A good read from Ben Evans on the Apple App store and how things will change going forward.
From the article:
Second, I think Apple is going to have to make fundamental changes to the payment model. Epic only has margin at stake, but Spotify can’t pay at all, it’s a direct competitor, and there’s no user benefit at all to Apple’s policy, just confusion and annoyance. The EU is now pursuing two separate competition policy cases against Apple: one over the App Store, with Spotify a complainant, and the other over Apple Wallet and Apple Pay. This second one is instructive: the EU is taking the view that Apple has a monopoly of payment on the iPhone. Market definition is everything. I-am-not-a-lawyer, but I don’t see how Apple can win on Spotify (or Kindle), and I don’t think it should.
Reid Hoffman on startup failures
From the article:
While failure is often the default state for startups, it is neither inevitable nor is it necessarily the end of the story. If you are able to bring yourself to look failure in the eye, you can take steps to maximize your chance of success. And even if you fail despite your best efforts, if you behave ethically and demonstrate that you’ve learned from the mistakes you might have made along the way, failure is definitely not the end. In fact, it may be the beginning.

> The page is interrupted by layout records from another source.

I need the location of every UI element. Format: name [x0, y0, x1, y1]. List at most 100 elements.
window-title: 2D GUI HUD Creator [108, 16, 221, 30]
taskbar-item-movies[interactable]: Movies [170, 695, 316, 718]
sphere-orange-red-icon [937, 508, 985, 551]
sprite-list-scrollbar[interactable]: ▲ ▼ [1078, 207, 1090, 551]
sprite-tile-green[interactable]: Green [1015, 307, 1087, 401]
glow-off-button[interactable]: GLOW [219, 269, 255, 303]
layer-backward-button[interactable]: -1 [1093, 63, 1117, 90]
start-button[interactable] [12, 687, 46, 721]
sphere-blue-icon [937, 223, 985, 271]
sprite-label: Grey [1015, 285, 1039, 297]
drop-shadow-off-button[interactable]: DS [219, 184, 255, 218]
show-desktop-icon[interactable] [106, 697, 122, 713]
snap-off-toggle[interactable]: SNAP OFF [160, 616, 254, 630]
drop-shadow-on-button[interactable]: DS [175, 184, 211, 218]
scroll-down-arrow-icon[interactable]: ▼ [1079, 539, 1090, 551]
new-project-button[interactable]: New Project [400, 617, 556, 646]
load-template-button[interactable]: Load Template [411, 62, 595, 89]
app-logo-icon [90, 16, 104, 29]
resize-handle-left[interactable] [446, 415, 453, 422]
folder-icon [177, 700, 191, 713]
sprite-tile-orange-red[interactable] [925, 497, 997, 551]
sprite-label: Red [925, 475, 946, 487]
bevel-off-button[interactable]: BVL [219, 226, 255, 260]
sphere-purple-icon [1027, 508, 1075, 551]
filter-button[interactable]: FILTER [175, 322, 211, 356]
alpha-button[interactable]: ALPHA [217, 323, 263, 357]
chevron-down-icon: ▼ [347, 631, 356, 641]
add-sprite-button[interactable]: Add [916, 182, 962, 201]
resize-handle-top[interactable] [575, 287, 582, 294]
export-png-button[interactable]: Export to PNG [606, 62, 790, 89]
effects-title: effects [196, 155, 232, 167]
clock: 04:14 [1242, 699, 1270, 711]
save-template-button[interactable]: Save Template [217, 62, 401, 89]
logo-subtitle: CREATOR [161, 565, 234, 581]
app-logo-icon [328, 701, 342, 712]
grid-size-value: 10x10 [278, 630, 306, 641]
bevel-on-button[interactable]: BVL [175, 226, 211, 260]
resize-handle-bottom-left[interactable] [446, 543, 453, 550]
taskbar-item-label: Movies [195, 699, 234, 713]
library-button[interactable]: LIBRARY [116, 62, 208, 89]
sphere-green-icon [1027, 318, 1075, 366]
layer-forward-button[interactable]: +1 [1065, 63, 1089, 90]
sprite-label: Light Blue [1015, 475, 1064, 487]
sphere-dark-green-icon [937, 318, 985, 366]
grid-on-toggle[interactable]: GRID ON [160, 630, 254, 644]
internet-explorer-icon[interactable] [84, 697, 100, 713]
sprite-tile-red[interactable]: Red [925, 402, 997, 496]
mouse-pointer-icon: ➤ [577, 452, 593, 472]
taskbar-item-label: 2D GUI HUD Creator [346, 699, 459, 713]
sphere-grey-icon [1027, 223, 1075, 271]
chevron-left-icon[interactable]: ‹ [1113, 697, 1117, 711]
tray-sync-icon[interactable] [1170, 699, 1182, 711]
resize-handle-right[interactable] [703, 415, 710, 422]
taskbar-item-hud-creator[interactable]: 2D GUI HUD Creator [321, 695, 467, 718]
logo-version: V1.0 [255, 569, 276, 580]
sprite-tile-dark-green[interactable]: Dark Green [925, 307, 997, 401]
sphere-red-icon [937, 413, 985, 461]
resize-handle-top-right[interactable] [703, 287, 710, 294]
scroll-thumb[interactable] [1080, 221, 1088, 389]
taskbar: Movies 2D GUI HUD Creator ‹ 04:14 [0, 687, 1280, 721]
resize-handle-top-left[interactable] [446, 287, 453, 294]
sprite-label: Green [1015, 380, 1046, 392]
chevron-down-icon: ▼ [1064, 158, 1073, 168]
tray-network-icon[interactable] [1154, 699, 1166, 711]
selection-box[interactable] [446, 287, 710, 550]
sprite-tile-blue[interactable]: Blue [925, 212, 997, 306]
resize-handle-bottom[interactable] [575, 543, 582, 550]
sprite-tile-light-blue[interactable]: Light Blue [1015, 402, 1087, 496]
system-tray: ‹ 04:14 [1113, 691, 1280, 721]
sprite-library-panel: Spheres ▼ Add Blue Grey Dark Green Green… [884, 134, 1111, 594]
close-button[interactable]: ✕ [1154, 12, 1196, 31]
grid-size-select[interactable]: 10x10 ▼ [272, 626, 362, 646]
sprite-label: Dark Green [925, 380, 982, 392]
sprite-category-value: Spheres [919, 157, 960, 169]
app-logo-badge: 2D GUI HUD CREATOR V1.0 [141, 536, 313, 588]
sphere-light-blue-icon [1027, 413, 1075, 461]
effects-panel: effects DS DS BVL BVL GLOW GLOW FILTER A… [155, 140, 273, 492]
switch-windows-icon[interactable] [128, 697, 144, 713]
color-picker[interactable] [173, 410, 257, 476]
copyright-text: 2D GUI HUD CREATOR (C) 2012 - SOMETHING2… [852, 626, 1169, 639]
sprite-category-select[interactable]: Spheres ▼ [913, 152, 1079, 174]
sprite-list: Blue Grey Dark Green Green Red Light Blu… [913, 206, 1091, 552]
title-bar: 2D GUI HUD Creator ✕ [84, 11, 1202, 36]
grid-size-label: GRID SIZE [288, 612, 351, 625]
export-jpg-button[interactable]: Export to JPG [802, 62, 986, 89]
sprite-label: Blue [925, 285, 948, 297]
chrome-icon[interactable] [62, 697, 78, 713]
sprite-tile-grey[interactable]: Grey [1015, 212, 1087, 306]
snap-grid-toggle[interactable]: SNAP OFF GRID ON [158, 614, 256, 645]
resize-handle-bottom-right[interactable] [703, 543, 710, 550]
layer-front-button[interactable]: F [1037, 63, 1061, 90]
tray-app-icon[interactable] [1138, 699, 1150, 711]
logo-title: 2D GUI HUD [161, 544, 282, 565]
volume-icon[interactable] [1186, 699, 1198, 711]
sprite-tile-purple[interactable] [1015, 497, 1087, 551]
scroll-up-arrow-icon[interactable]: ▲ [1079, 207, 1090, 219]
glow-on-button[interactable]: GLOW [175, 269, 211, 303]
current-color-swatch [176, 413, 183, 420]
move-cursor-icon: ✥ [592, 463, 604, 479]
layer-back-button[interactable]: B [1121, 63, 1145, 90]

A great read from NFX on media networks. The OG of content like ad units is craigslist. The article slices and dices media networks and provides a nuanced view into the evolution of media marketplaces. Very interesting and insightful
If you can get your ads to look like content to your audience, so much the better from a business perspective.
Craigslist is the best example because the content IS ads. It simplifies the operation of the marketplace dramatically. Genius, right? It’s no wonder that newspaper classifieds were the financial backbones of the newspaper industry for so long — they were free content for the newspaper that people paid them to list.
With classifieds, people pay you to give you content. That simplifies nearly everything. The advertiser and content creator are the same thing. We call Craiglist a utility media marketplace.
Thank you for reading. Stay safe, be well!